What is the best practice to start a service that never stops? I have to be able to send a notification at specific times. As stated Here work manager, alarm manager, jobintent service(or any other service) wont work properly on custom OS devices such as Xiaomi. Some methods like this may be good for anroid O+ (considering the restrictions on background services) but does not work on custom OS devices with battery optimizations such as Xiaomi. I even raised this Issue tracker and they confirmed that this problem is real with custom OS devices! (They said they are talking to them to do something about it!)

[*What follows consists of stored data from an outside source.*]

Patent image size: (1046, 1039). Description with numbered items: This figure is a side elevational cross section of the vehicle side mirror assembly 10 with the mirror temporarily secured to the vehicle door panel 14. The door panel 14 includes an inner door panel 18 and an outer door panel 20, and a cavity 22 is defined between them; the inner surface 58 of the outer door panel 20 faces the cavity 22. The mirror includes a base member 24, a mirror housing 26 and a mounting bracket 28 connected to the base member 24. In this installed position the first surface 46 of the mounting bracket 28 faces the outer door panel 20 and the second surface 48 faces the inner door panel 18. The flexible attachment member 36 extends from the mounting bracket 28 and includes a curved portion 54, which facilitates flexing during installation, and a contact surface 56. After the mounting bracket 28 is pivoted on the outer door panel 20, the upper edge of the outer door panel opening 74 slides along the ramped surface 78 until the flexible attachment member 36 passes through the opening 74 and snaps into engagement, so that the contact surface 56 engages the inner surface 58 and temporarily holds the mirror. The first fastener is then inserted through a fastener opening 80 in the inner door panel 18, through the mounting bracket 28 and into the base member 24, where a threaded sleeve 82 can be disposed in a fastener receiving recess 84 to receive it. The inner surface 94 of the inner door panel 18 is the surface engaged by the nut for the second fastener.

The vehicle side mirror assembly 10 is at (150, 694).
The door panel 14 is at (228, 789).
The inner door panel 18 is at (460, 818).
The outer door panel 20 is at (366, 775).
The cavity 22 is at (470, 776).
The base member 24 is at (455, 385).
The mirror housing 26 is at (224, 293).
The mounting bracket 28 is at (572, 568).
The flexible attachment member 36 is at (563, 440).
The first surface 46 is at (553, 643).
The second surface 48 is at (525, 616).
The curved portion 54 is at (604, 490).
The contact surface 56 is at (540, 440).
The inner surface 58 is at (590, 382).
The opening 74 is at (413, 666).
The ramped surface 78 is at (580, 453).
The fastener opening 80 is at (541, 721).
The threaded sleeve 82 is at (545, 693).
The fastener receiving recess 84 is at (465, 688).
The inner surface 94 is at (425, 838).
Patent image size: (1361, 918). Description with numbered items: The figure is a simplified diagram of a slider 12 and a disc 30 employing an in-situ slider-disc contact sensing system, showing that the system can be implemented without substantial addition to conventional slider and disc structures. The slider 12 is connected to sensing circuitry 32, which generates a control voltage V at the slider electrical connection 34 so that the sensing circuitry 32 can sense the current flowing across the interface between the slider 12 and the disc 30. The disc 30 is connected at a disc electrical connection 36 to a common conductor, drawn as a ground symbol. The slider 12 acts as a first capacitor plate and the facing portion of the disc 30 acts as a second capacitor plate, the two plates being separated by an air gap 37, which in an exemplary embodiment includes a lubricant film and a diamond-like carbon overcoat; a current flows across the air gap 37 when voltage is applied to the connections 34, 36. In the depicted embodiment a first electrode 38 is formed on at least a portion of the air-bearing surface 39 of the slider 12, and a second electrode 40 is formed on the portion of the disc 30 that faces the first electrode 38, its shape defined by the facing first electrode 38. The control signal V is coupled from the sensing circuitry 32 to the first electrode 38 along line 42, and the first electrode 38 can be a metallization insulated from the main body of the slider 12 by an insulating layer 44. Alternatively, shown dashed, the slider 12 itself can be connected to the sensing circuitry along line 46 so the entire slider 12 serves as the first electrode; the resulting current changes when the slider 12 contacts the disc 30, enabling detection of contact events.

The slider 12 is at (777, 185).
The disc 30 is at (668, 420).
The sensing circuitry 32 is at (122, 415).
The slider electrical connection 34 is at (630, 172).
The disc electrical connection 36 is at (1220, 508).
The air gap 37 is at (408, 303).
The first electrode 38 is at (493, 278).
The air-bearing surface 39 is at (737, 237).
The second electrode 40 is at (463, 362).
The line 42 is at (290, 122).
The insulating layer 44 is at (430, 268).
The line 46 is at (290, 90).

Any way, I found an app that managed to send notification on very exact times. It works perfectly on all devices. Out of curiosity, I decompiled their app. Most of the code was unreadable, but I found a class names WakeFulBroadcasReceiver that seems like it is starting many services and instantiating many wakelocks. But I couldn't figure out how they are actually doing it. Here is the part of code that was intact:
public abstract class WakefulBroadcastReceiver extends BroadcastReceiver {
public static final String EXTRA_WAKE_LOCK_ID = "androidx.contentpager.content.wakelockid";
public static int mNextId = 1;
public static final SparseArray<PowerManager.WakeLock> sActiveWakeLocks = new SparseArray<>();
public static boolean completeWakefulIntent(Intent intent) {
int intExtra = intent.getIntExtra(EXTRA_WAKE_LOCK_ID, 0);
if (intExtra == 0) {
return false;
}
synchronized (sActiveWakeLocks) {
PowerManager.WakeLock wakeLock = sActiveWakeLocks.get(intExtra);
if (wakeLock != null) {
wakeLock.release();
sActiveWakeLocks.remove(intExtra);
return true;
}
Log.w("WakefulBroadcastReceiv.", "No active wake lock id #" + intExtra);
return true;
}
}
public static ComponentName startWakefulService(Context context, Intent intent) {
synchronized (sActiveWakeLocks) {
int i2 = mNextId;
int i3 = mNextId + 1;
mNextId = i3;
if (i3 <= 0) {
mNextId = 1;
}
intent.putExtra(EXTRA_WAKE_LOCK_ID, i2);
ComponentName startService = context.startService(intent);
if (startService == null) {
return null;
}
PowerManager.WakeLock newWakeLock = ((PowerManager) context.getSystemService("power")).newWakeLock(1, "androidx.core:wake:" + startService.flattenToShortString());
newWakeLock.setReferenceCounted(false);
newWakeLock.acquire(OpenStreetMapTileProviderConstants.ONE_MINUTE);
sActiveWakeLocks.put(i2, newWakeLock);
return startService;
}
}
}
It seems like they are having an array of Wakelocks which is very weird. Do you have any Idea what might be the work around to have a background service that always work in this cusomt OS devices?